In this study, 300 subjects with target vessel stenosis of 50%-90% confirmed to be suitable
for stent implantation by angiographic evaluation will be recruited and randomly assigned to
FFR, OCT or Angio group according to 1:1:1. FFR group: Patients with FFR ≤0.8 were treated
with PCI; FFR > 0.8 patients will receive drug therapy; All patients will undergo OCT
examination. OCT group: if MLA< 4.5mm2 patients will receive PCI; Other patients will be
treated with medication; All patients will be examined for FFR. Angio group: The appropriate
treatment (stent implantation) will be given according to the evaluation of the doctor.
All patients were followed up at 1 month (±7d), 6 months (±14d) and 12 months (±30d) after
surgery, respectively. Target lesion failure (TLF), including cardiogenic death, target
vessel myocardial infarction (TV-MI), or clinically indicated target lesion revascularization
(TLR), was used as the primary end point. Secondary end points included the incidence of
major adverse cardiovascular events (MACE) at 1 year postoperatively. The clinical composite
end points included: All due to death, Arc-defined stent thrombotic events, non-fatal
myocardial infarction, clinically driven target vessel revascularization, or readmission due
to unstable angina pectoris or aggravation of angina; Patients in the FFR group and OCT group
were treated with a change of treatment strategy (pre-PCI: change of stent implantation
strategy; After PCI: with or without additional intervention).
Each research center shall operate and test in accordance with the operating procedures
uniformly described in the scheme to ensure the consistency of the test operation.

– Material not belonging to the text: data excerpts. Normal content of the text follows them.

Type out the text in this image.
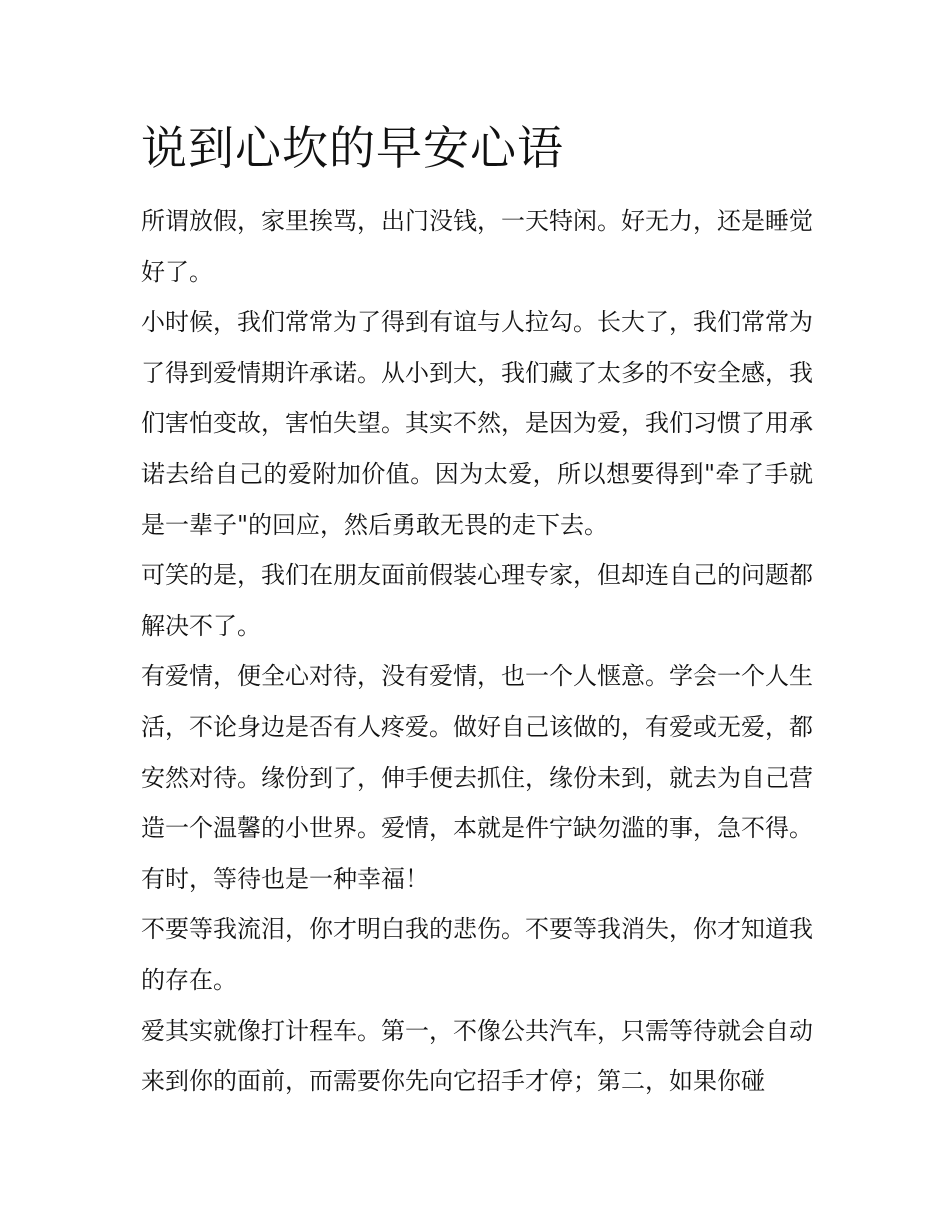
说到心坎的早安心语

所谓放假，家里挨骂，出门没钱，一天特闲。好无力，还是睡觉好了。

小时候，我们常常为了得到有谊与人拉勾。长大了，我们常常为了得到爱情期许承诺。从小到大，我们藏了太多的不安全感，我们害怕变故，害怕失望。其实不然，是因为爱，我们习惯了用承诺去给自己的爱附加价值。因为太爱，所以想要得到"牵了手就是一辈子"的回应，然后勇敢无畏的走下去。

可笑的是，我们在朋友面前假装心理专家，但却连自己的问题都解决不了。

有爱情，便全心对待，没有爱情，也一个人惬意。学会一个人生活，不论身边是否有人疼爱。做好自己该做的，有爱或无爱，都安然对待。缘份到了，伸手便去抓住，缘份未到，就去为自己营造一个温馨的小世界。爱情，本就是件宁缺勿滥的事，急不得。有时，等待也是一种幸福！

不要等我流泪，你才明白我的悲伤。不要等我消失，你才知道我的存在。

爱其实就像打计程车。第一，不像公共汽车，只需等待就会自动来到你的面前，而需要你先向它招手才停；第二，如果你碰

Clinical event committee (CEC) : a clinical event committee will be composed of independent
cardiologists not involved in this study to reevaluate all reported deaths, myocardial
infarction, revascularization, and thrombotic events.
A total of 300 STEMI patients who did not receive direct PCI treatment within 48 hours after
symptom onset due to different reasons are planned to be enrolled in 16 centers nationwide.
The overall study time is about 24 months.